A. I had been in conversation with John Paul II for three or four years. I had been writing about him from virtually the beginning of his pontificate. In 1995, it occurred to me that it was ridiculous that there wasn’t a decent book that was reliable in telling his remarkable story.

Q. Could you describe the timeline of the book?

A. I first proposed the idea to the Pope’s press secretary around May of 1995. About six or seven months later, I was at dinner with the Holy Father, and the topic of a biography came up. He had apparently been aware of the conversation from the previous months, and he indicated that he thought it would be a good idea if I were to take it on. Three years after that, I had a book.

Q. Could you characterize the cooperation you received from the Pope and the Vatican as you did the research for the book?

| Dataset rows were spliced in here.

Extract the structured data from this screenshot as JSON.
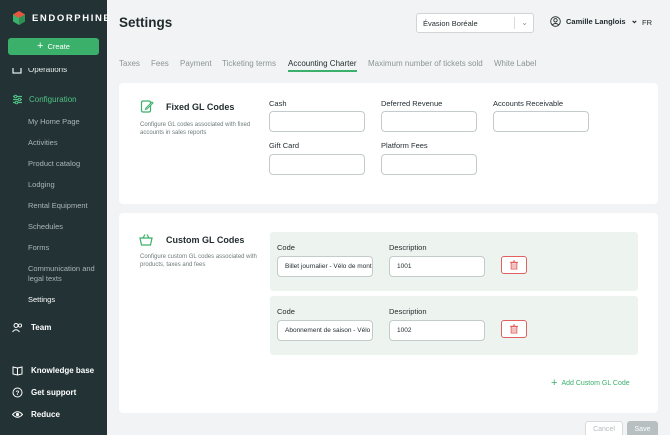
{
  "sidebar": {
    "brand": "ENDORPHINE",
    "create_label": "Create",
    "operations_label": "Operations",
    "configuration_label": "Configuration",
    "sub_items": [
      {
        "label": "My Home Page",
        "active": false
      },
      {
        "label": "Activities",
        "active": false
      },
      {
        "label": "Product catalog",
        "active": false
      },
      {
        "label": "Lodging",
        "active": false
      },
      {
        "label": "Rental Equipment",
        "active": false
      },
      {
        "label": "Schedules",
        "active": false
      },
      {
        "label": "Forms",
        "active": false
      },
      {
        "label": "Communication and legal texts",
        "active": false
      },
      {
        "label": "Settings",
        "active": true
      }
    ],
    "team_label": "Team",
    "knowledge_base_label": "Knowledge base",
    "support_label": "Get support",
    "reduce_label": "Reduce"
  },
  "header": {
    "title": "Settings",
    "organization": "Évasion Boréale",
    "user_name": "Camille Langlois",
    "language": "FR"
  },
  "tabs": [
    {
      "label": "Taxes",
      "active": false
    },
    {
      "label": "Fees",
      "active": false
    },
    {
      "label": "Payment",
      "active": false
    },
    {
      "label": "Ticketing terms",
      "active": false
    },
    {
      "label": "Accounting Charter",
      "active": true
    },
    {
      "label": "Maximum number of tickets sold",
      "active": false
    },
    {
      "label": "White Label",
      "active": false
    }
  ],
  "fixed_gl": {
    "title": "Fixed GL Codes",
    "description": "Configure GL codes associated with fixed accounts in sales reports",
    "fields": [
      {
        "label": "Cash",
        "value": ""
      },
      {
        "label": "Deferred Revenue",
        "value": ""
      },
      {
        "label": "Accounts Receivable",
        "value": ""
      },
      {
        "label": "Gift Card",
        "value": ""
      },
      {
        "label": "Platform Fees",
        "value": ""
      }
    ]
  },
  "custom_gl": {
    "title": "Custom GL Codes",
    "description": "Configure custom GL codes associated with products, taxes and fees",
    "code_label": "Code",
    "description_label": "Description",
    "rows": [
      {
        "code": "Billet journalier - Vélo de montagne",
        "description": "1001"
      },
      {
        "code": "Abonnement de saison - Vélo de montagne",
        "description": "1002"
      }
    ],
    "add_label": "Add Custom GL Code"
  },
  "footer": {
    "cancel_label": "Cancel",
    "save_label": "Save"
  },
  "colors": {
    "sidebar_bg": "#233235",
    "accent_green": "#3ab06b",
    "delete_red": "#e06060"
  }
}
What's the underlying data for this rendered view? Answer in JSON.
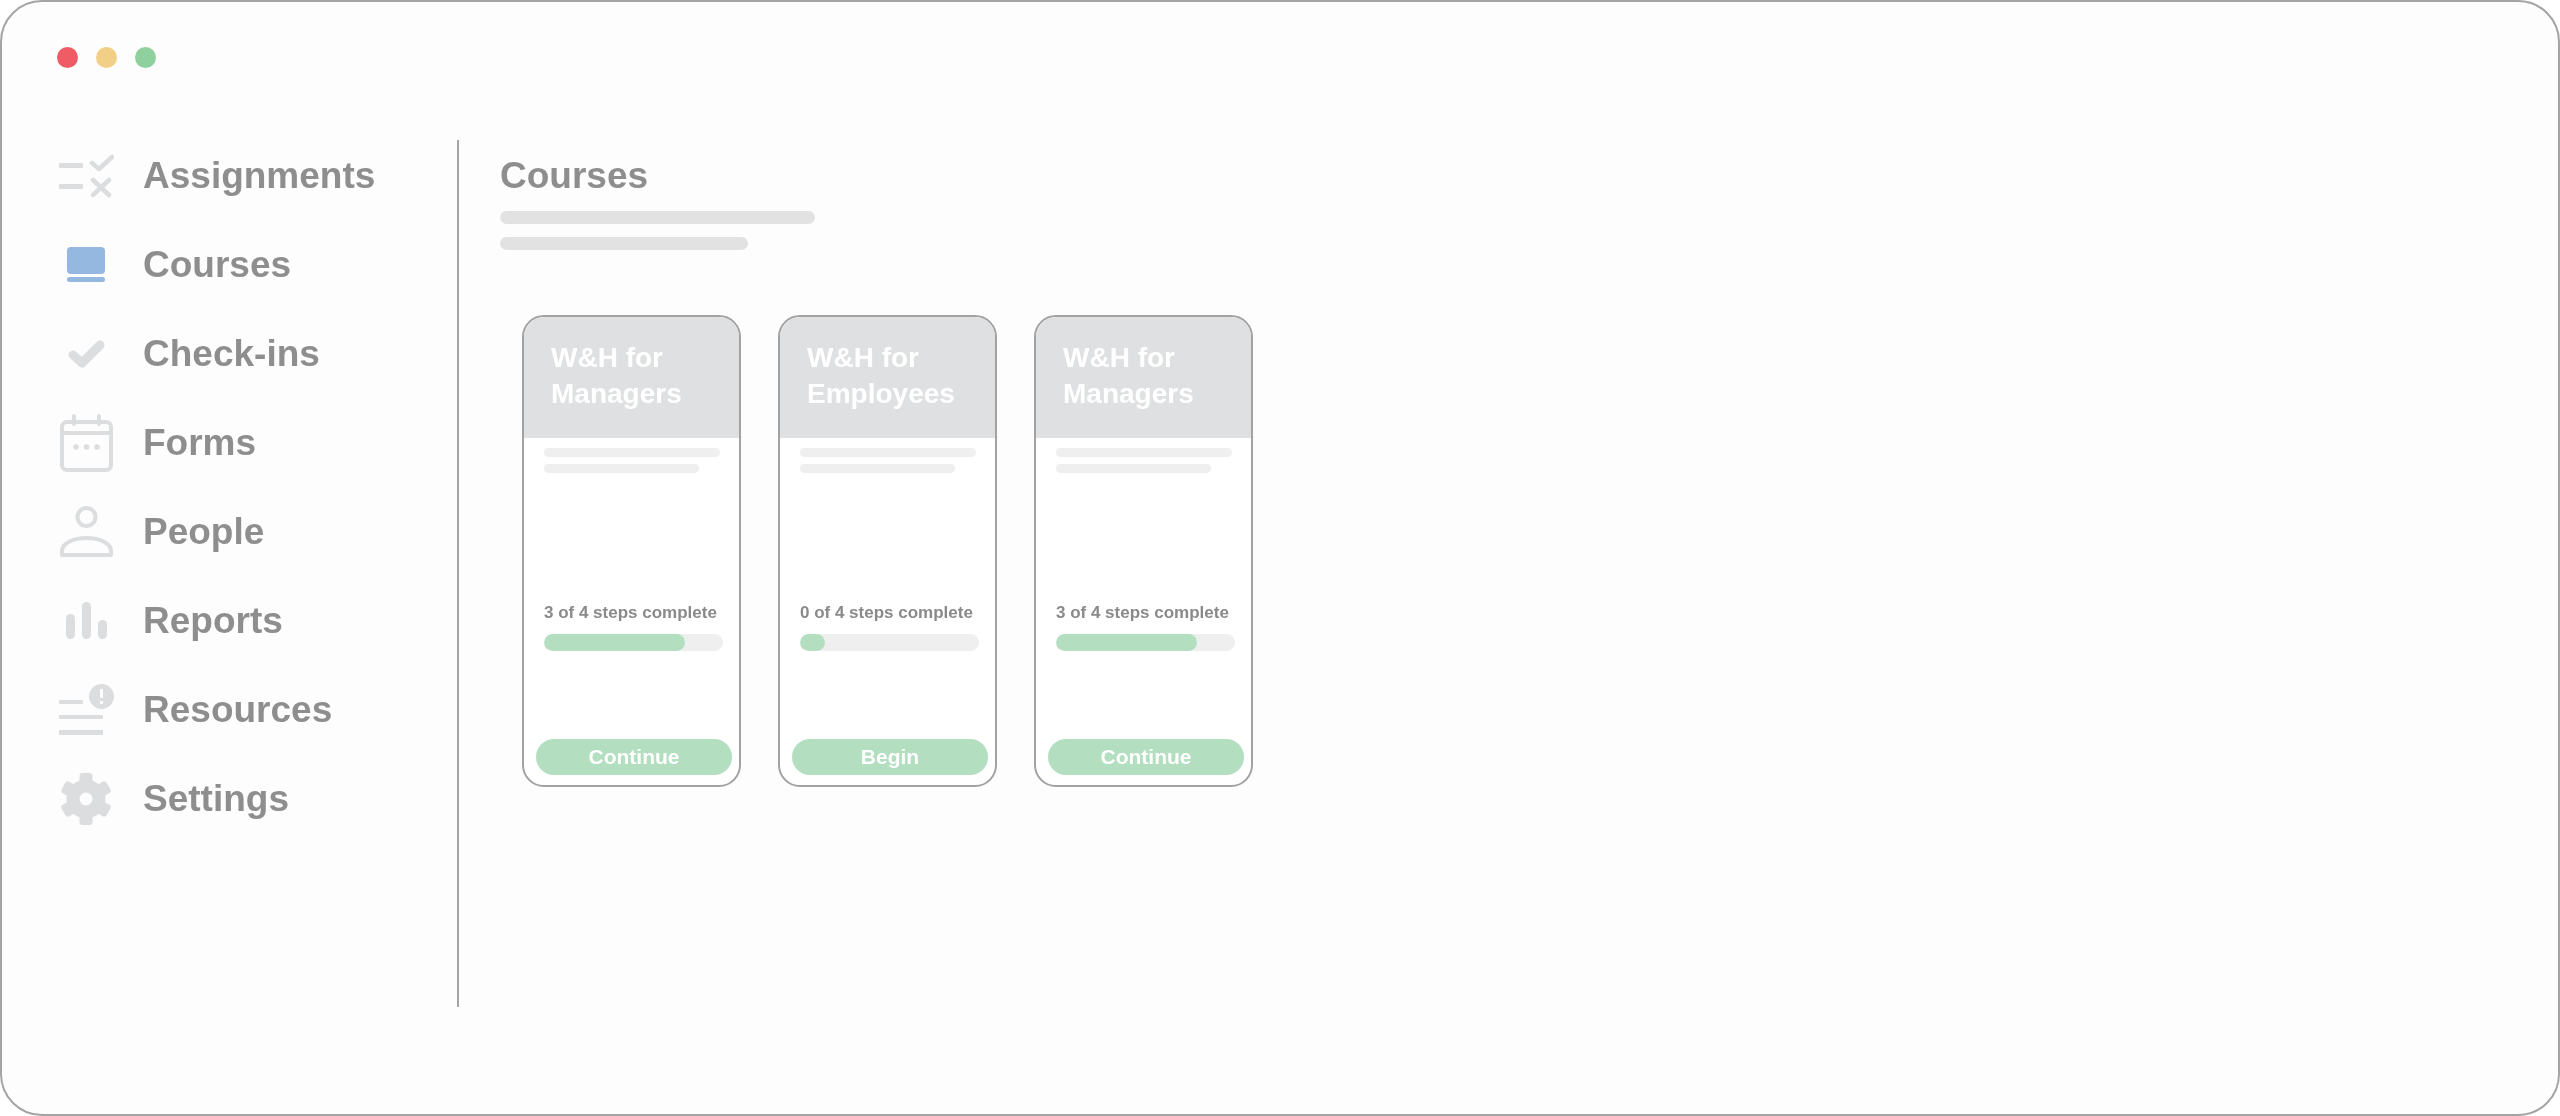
{
  "window": {
    "controls": [
      {
        "color": "#f05c66"
      },
      {
        "color": "#f2cf86"
      },
      {
        "color": "#8fd09f"
      }
    ]
  },
  "sidebar": {
    "items": [
      {
        "label": "Assignments",
        "selected": false
      },
      {
        "label": "Courses",
        "selected": true
      },
      {
        "label": "Check-ins",
        "selected": false
      },
      {
        "label": "Forms",
        "selected": false
      },
      {
        "label": "People",
        "selected": false
      },
      {
        "label": "Reports",
        "selected": false
      },
      {
        "label": "Resources",
        "selected": false
      },
      {
        "label": "Settings",
        "selected": false
      }
    ]
  },
  "main": {
    "title": "Courses",
    "courses": [
      {
        "title": "W&H for Managers",
        "progress": "3 of 4 steps complete",
        "level": 0.79,
        "button": "Continue"
      },
      {
        "title": "W&H for Employees",
        "progress": "0 of 4 steps complete",
        "level": 0.14,
        "button": "Begin"
      },
      {
        "title": "W&H for Managers",
        "progress": "3 of 4 steps complete",
        "level": 0.79,
        "button": "Continue"
      }
    ]
  }
}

A. The Pope was tremendous in his cooperation. Some in the Vatican and back in Poland were less forthcoming with me, but for the most part I received invaluable amounts of help. One of the most cooperative individuals was then-Cardinal Ratzinger, whom I had known long before I had known John Paul II.

Q. Did you learn anything about John Paul II that you weren’t expecting?

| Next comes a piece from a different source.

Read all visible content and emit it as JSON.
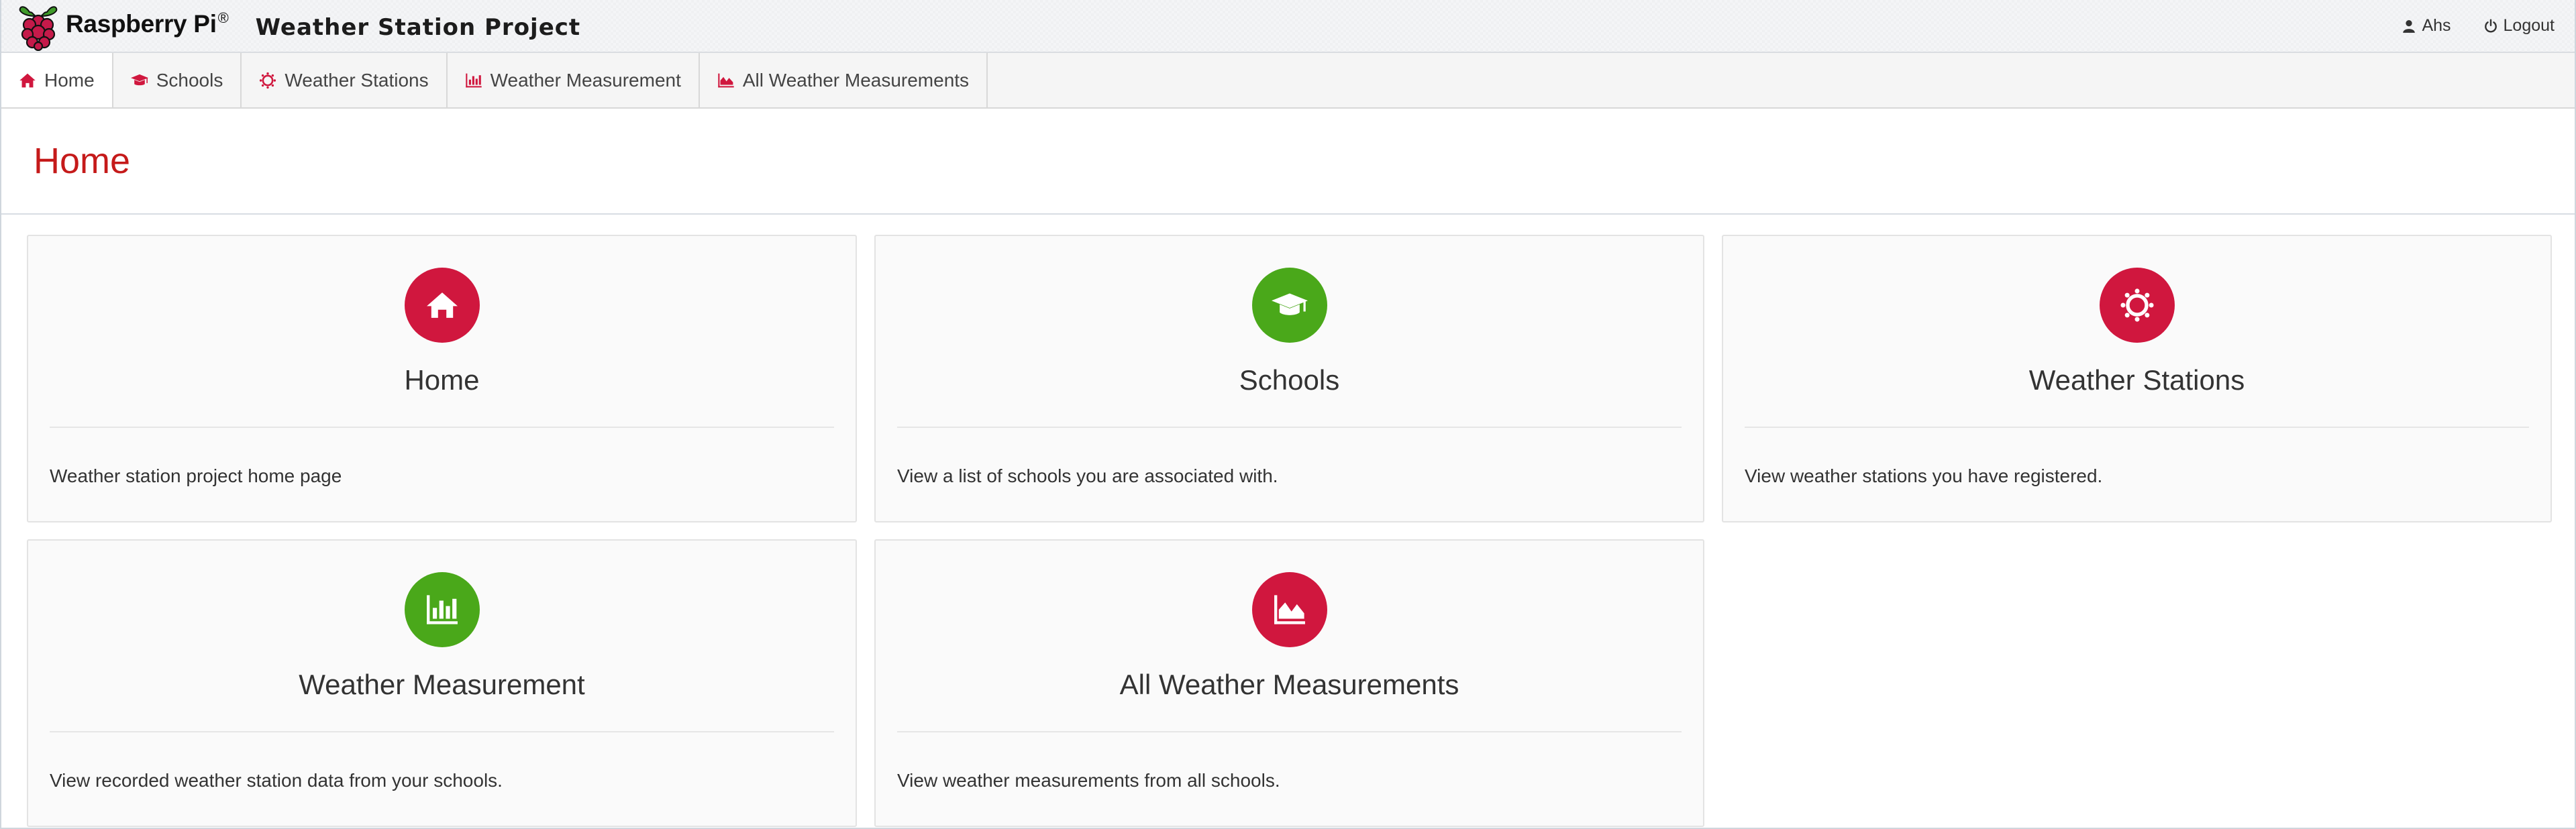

A. Oh yes. I knew the War had been a crucial experience of his life, but I didn’t know any of the details or the depth of it. Also, I had not reckoned with how important his father was. I think his father was one of the most important influences in his life.

Q. Besides the obvious fact he was the first non-Italian pontiff in over four hundred years, what other factors went in to making John Paul II so extraordinary?

A. He was not in any way a vain man, but I think he knew what he knew. And he knew in October 1978 [when he was elected] that he knew how to be a bishop and that he was not going to be repackaged or remade by the traditional managers of the Pope. He was going to do this his way. And that included this kind of enormous public witnessing of the Faith that manifested itself in the Pope’s precedent-shattering global pilgrimages.

Q. In your latest book, God’s Choice: Pope Benedict XVI and the Future of the Catholic Church, you spend the first one hundred pages on the final days of John Paul II. Why?

A. How would you describe the conclave to elect the new Pope without describing the momentous history that led up to it? It really was a seamless transition.

Q. Do you think John Paul II’s pontificate had an impact on Catholic higher education?

A. Very much so. Actually, I am more optimistic about the future of Catholic higher education in America than I was ten or fifteen years ago.

Q. What makes you so optimistic?

A. I believe there are two important factors that color my optimism. First, the Catholic deconstruction that took place in this country in the 1960s and 1970s has turned out to be rather sterile. Those who rejected Humanae Vitae didn’t really replace themselves into the next generation. The second major factor is that no one could have predicted the enormous renaissance of young Catholic vitality under the impact of John Paul II. If you put the two together, you begin to get the kind of reform—genuine reform—that is pushing the numbers back in the right direction.

Q. So there’s a future for Catholic higher education?

A. Absolutely. But we shouldn’t be satisfied with the gains we’ve made so far. The goal of Catholic liberal education is to educate young men and women who are going to take responsibility for their own lives, their families, the Church, and the country. The problems are still formidable, but I think there has definitely been a turn.